Last known Nazi to hide in the U.S. dies, age 95

Former US ambassador to Germany Richard Grenell praised American President Donald Trump for deporting Paliji, "something multiple presidents just talked about" he said.

A neo Nazi attends a rally in Budapest October 23, 2009. The words, the motto of the S.S., read "my honor is my loyalty" (photo credit: LASZIO BALOGH/REUTERS)
A neo Nazi attends a rally in Budapest October 23, 2009. The words, the motto of the S.S., read "my honor is my loyalty"
(photo credit: LASZIO BALOGH/REUTERS)
Former Nazi collaborator Jakiw Palij, the last known Nazi to be stripped of his American citizenship and deported from the US, died in Germany on Saturday at  95, BBC reported.
US Ambassador to Germany, Richard Grenell, praised US President Donald Trump for deporting Palij, “something multiple presidents just talked about,” he said.

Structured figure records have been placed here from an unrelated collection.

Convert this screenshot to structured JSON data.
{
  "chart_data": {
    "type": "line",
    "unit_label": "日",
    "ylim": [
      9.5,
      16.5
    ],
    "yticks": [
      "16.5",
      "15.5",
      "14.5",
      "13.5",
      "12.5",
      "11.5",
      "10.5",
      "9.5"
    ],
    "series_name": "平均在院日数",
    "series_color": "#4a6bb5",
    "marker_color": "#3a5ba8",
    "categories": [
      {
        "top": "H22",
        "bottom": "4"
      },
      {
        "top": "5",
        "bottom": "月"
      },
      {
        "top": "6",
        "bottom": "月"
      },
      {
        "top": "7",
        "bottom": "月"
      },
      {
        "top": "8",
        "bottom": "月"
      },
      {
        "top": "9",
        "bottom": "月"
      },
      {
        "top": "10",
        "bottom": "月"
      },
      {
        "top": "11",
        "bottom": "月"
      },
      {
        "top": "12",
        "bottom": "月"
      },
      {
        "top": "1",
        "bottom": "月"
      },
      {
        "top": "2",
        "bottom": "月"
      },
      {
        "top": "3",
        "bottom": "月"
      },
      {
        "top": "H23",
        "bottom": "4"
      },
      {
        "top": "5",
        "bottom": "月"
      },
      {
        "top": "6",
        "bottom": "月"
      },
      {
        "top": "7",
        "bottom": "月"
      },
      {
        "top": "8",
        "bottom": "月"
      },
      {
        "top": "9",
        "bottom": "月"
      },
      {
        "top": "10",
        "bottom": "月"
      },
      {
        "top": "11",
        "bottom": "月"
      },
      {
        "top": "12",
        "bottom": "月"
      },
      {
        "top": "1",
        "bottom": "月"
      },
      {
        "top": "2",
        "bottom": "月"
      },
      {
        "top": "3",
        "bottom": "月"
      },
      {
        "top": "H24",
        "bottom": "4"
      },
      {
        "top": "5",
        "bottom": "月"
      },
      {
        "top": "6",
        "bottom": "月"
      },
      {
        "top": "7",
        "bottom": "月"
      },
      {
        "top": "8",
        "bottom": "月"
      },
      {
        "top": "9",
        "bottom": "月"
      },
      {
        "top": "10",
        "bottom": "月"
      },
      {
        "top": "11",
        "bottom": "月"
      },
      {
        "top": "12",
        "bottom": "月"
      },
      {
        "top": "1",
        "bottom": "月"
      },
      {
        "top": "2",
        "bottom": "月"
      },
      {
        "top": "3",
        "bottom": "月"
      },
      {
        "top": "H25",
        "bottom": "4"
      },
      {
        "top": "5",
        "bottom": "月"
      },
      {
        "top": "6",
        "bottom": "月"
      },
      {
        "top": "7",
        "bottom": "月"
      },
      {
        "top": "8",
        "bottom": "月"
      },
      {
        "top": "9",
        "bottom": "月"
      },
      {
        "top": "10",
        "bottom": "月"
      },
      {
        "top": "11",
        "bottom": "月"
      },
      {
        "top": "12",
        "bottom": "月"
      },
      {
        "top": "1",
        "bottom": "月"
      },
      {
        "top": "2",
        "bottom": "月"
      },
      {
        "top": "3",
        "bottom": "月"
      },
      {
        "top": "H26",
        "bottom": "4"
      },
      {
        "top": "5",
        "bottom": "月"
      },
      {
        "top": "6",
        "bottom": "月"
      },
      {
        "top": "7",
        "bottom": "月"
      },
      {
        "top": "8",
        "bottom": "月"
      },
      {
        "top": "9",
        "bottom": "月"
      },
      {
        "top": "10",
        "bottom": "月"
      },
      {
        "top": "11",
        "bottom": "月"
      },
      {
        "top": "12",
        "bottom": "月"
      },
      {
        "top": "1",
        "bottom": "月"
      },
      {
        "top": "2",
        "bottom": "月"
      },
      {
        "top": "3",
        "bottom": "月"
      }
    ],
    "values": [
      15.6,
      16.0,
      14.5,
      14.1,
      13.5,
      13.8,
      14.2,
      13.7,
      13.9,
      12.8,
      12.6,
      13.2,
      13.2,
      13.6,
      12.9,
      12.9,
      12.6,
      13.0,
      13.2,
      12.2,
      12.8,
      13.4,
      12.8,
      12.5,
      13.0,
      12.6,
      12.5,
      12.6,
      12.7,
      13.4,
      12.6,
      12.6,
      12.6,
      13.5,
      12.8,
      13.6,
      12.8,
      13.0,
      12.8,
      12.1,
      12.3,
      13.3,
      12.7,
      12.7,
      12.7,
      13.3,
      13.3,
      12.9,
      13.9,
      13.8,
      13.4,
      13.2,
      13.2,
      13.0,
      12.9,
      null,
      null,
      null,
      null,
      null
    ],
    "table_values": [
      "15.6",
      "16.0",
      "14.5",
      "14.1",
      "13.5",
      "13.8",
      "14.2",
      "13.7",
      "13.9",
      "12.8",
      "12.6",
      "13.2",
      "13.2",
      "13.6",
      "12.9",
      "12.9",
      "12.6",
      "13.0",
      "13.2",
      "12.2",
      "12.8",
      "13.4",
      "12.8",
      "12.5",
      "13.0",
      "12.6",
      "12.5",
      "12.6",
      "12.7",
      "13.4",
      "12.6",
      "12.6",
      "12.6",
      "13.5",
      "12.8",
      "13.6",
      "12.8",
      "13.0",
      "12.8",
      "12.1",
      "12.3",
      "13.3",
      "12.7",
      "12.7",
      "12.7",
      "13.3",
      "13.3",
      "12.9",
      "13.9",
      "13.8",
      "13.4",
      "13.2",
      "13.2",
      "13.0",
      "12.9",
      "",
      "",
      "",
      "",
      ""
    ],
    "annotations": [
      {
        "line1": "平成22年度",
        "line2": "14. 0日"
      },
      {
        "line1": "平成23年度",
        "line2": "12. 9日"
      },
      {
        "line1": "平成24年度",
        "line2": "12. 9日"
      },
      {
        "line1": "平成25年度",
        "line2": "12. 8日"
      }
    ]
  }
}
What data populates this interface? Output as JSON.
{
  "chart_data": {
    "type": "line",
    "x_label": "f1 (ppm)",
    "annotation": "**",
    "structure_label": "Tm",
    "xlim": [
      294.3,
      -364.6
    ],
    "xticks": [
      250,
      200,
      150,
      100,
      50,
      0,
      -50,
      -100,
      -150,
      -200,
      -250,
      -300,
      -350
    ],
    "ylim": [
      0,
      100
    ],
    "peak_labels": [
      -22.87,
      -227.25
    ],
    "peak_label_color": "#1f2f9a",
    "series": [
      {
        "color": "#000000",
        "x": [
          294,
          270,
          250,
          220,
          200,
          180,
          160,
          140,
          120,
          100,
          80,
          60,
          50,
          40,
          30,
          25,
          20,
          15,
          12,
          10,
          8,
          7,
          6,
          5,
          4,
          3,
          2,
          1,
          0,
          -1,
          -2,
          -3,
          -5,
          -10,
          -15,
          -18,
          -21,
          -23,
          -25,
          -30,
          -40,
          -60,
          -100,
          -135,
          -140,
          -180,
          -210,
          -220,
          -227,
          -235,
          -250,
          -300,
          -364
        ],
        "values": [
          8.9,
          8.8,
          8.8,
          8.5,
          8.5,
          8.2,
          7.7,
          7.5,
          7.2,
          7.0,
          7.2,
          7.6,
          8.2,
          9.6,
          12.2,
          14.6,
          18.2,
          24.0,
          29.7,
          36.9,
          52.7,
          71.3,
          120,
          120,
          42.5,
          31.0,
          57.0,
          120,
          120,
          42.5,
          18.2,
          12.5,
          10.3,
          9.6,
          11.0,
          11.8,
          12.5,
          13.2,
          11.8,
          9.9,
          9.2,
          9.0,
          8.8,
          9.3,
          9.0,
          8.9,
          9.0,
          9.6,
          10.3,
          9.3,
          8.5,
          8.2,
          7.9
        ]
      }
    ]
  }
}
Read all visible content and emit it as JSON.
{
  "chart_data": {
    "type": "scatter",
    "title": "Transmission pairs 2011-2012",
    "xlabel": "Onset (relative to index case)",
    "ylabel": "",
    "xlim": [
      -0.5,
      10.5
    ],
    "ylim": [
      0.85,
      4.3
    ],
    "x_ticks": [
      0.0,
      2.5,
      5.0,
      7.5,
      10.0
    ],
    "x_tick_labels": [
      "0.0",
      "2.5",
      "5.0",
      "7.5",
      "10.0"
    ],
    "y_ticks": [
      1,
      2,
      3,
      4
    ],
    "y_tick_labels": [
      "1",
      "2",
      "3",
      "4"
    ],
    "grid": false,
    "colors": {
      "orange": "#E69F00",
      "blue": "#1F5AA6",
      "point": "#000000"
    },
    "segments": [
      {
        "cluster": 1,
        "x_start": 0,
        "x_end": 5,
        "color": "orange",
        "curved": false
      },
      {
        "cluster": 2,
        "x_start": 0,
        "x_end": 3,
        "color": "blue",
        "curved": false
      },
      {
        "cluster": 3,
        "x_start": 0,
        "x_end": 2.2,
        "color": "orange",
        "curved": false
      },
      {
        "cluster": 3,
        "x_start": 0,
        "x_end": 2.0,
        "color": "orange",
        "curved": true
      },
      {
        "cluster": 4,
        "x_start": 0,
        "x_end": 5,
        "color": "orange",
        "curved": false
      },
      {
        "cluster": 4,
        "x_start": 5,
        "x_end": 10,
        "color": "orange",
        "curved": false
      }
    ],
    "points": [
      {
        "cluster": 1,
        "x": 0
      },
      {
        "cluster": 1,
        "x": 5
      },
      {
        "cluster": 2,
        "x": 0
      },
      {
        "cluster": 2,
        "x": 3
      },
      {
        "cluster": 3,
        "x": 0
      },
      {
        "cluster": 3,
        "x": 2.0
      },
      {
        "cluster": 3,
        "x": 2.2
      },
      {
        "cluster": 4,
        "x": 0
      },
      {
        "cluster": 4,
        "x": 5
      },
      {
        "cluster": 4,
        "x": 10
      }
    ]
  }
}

Palij was born in 1923 in what was known as Poland at the time and is modern-day Ukraine, where he served as a guard in Trawniki in 1941 ,when Poland was under Nazi occupation.
Used by the SS as a training camp, the place also housed a labor camp where thousands of Jewish people perished, including 6,000 men who were killed in one day in 1943.
Palij entered the US in 1949 and became a naturalized citizen in 1957. After his war-time activities became known, he was ordered to leave the country in 2004, yet neither Germany, Ukraine nor Poland agreed to accept him. Germany decided to accept him in 2018.